Suppose there is a function defined as $$f(x)= \frac{d}{dx}g(x)$$ similar to how $1/x$ is $ \frac{d}{dx}log(x)$ or $ \frac{1}{1+x^2}$ is $ \frac{d}{dx}\arctan(x)$ or something along those lines. Is there a general process (probably using the inverse function theorem) to find $f^{-1}(x)$?
The reason I ask is because there are more difficult functions that may end up being defined this way that don't have immediately apparent relationships. You could for instance define $e^{-x^{2}}$ as $ \frac{d}{dx}erf(x)$.

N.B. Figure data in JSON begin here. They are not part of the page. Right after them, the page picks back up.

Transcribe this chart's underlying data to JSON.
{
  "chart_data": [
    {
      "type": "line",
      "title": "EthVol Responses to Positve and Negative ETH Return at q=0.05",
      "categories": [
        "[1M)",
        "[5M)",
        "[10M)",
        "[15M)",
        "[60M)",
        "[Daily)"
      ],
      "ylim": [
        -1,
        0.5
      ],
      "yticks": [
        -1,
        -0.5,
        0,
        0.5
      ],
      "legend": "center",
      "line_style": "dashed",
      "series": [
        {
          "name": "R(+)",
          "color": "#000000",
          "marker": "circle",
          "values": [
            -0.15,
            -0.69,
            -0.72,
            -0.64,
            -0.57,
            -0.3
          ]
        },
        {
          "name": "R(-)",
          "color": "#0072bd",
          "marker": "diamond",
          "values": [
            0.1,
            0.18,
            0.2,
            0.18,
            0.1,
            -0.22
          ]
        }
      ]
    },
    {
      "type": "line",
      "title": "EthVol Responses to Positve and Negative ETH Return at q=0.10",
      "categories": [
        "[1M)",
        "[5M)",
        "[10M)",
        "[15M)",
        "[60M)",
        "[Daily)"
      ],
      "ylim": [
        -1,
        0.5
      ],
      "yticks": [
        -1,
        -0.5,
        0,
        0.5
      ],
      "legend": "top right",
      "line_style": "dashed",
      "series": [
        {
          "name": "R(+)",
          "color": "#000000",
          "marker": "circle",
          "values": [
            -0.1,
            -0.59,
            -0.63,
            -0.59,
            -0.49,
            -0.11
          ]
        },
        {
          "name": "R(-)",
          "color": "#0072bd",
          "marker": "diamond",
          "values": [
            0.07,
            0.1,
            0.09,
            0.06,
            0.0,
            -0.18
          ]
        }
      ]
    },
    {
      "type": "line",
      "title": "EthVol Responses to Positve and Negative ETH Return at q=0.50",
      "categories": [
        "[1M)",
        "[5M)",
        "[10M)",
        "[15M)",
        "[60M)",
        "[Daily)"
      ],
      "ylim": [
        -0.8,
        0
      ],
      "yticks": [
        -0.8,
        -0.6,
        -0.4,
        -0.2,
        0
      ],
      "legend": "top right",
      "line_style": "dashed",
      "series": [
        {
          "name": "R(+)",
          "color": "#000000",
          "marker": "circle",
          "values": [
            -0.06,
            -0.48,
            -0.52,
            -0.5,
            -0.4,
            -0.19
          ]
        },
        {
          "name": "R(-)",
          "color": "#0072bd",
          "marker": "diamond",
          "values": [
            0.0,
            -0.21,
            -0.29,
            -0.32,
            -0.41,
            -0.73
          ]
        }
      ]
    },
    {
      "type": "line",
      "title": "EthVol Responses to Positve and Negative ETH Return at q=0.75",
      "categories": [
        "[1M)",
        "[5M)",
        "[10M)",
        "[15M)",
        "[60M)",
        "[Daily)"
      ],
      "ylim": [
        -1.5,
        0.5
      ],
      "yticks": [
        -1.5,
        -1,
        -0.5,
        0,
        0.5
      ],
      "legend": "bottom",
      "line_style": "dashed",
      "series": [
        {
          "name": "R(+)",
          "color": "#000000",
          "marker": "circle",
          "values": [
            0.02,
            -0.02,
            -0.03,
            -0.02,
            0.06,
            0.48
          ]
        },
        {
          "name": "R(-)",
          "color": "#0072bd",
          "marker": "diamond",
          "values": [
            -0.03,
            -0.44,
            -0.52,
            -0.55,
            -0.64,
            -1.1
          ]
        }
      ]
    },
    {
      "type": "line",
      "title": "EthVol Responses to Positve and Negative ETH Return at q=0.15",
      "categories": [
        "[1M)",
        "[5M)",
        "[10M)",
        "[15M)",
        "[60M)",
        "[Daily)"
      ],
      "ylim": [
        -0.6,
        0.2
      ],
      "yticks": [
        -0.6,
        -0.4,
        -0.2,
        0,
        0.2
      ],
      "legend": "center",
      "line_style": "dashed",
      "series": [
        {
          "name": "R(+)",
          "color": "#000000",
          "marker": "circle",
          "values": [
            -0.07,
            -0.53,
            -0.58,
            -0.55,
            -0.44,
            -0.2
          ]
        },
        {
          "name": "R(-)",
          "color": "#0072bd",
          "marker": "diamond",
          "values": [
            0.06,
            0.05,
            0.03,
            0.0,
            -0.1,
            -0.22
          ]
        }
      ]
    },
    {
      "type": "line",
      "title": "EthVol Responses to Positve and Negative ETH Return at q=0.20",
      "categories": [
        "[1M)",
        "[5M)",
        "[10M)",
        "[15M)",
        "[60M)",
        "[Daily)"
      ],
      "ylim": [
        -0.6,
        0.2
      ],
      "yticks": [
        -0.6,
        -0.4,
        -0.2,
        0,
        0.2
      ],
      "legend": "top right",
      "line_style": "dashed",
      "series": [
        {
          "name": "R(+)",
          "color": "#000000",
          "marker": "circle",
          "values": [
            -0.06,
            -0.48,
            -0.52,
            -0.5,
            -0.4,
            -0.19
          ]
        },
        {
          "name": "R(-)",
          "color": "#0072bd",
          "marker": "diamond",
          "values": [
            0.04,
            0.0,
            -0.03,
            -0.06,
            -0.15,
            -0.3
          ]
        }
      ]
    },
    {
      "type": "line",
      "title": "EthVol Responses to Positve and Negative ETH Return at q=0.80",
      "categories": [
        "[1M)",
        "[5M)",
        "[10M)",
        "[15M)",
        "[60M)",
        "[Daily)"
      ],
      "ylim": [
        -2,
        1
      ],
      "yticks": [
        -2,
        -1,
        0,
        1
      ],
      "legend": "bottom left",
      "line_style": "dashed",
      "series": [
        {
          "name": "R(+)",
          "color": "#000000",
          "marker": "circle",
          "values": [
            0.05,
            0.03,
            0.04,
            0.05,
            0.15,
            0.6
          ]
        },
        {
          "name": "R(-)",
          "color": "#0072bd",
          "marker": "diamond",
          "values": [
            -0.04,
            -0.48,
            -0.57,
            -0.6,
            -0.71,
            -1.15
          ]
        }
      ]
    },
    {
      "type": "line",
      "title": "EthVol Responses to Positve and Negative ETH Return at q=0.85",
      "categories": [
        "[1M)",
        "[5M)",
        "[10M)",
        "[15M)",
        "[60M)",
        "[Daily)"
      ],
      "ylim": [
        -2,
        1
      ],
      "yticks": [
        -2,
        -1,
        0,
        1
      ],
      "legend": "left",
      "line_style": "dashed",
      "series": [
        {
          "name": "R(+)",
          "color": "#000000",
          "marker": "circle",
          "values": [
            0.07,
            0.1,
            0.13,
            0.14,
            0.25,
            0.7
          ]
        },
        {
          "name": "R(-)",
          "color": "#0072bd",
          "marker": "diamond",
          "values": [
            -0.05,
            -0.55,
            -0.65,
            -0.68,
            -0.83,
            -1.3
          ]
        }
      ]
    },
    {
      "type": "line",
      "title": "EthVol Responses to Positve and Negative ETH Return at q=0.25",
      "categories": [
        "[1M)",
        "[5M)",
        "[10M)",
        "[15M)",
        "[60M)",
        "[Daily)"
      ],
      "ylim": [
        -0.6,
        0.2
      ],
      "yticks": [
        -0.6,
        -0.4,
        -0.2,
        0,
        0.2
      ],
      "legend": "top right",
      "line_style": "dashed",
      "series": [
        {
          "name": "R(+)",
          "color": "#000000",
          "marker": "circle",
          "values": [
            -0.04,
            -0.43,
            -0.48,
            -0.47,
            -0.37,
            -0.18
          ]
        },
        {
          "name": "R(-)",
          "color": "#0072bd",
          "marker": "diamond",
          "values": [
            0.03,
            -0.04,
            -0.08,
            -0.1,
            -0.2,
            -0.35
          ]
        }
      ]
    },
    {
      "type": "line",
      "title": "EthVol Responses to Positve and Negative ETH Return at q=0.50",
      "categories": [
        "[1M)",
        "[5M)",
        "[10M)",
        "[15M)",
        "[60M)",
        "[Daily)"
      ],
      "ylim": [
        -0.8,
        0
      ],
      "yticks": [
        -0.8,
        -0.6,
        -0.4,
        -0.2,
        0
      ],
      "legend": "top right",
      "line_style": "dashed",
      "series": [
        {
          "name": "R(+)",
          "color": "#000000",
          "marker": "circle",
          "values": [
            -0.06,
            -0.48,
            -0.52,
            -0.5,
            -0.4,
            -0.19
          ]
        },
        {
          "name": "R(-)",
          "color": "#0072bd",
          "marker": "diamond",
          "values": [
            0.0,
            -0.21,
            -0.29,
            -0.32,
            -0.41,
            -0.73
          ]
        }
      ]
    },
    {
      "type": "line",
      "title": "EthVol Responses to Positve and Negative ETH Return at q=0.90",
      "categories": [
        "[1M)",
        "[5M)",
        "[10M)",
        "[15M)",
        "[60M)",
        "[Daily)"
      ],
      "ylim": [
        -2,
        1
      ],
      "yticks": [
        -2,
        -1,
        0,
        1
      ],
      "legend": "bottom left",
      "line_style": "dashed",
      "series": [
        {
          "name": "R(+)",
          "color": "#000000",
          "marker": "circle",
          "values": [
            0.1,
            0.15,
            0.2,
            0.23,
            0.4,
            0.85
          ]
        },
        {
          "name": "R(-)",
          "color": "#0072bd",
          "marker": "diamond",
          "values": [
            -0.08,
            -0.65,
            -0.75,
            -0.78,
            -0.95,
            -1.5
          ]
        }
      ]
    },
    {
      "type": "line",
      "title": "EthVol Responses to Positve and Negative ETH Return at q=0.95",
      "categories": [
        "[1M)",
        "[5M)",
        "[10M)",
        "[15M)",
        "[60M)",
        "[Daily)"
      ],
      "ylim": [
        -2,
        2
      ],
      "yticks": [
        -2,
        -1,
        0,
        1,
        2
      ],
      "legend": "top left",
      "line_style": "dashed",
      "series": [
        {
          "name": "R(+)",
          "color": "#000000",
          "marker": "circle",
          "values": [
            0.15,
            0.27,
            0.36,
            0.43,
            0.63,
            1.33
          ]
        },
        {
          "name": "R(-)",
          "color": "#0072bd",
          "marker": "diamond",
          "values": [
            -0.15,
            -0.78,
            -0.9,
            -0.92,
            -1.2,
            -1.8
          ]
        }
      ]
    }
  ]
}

I will assume everything is invertible and smooth, at least locally. The following holds for every $a$ and $b$. $$ \int_{f(a)}^{f(b)} f^{-1}(x)dx=bf(b)-af(a)-\int_a^b f(x)dx \\ =(bf(b)-g(b))-(af(a)-g(a)) $$ This can be easily seen by regarding the integration as the area of the region below the graph. You may also say that from the above equation, the antiderivative of $f^{-1}(x)$ is $$ \int f^{-1} (x)dx = xf^{-1}(x)-g\circ f^{-1}(x) $$ You can check the equality by differentiating both sides.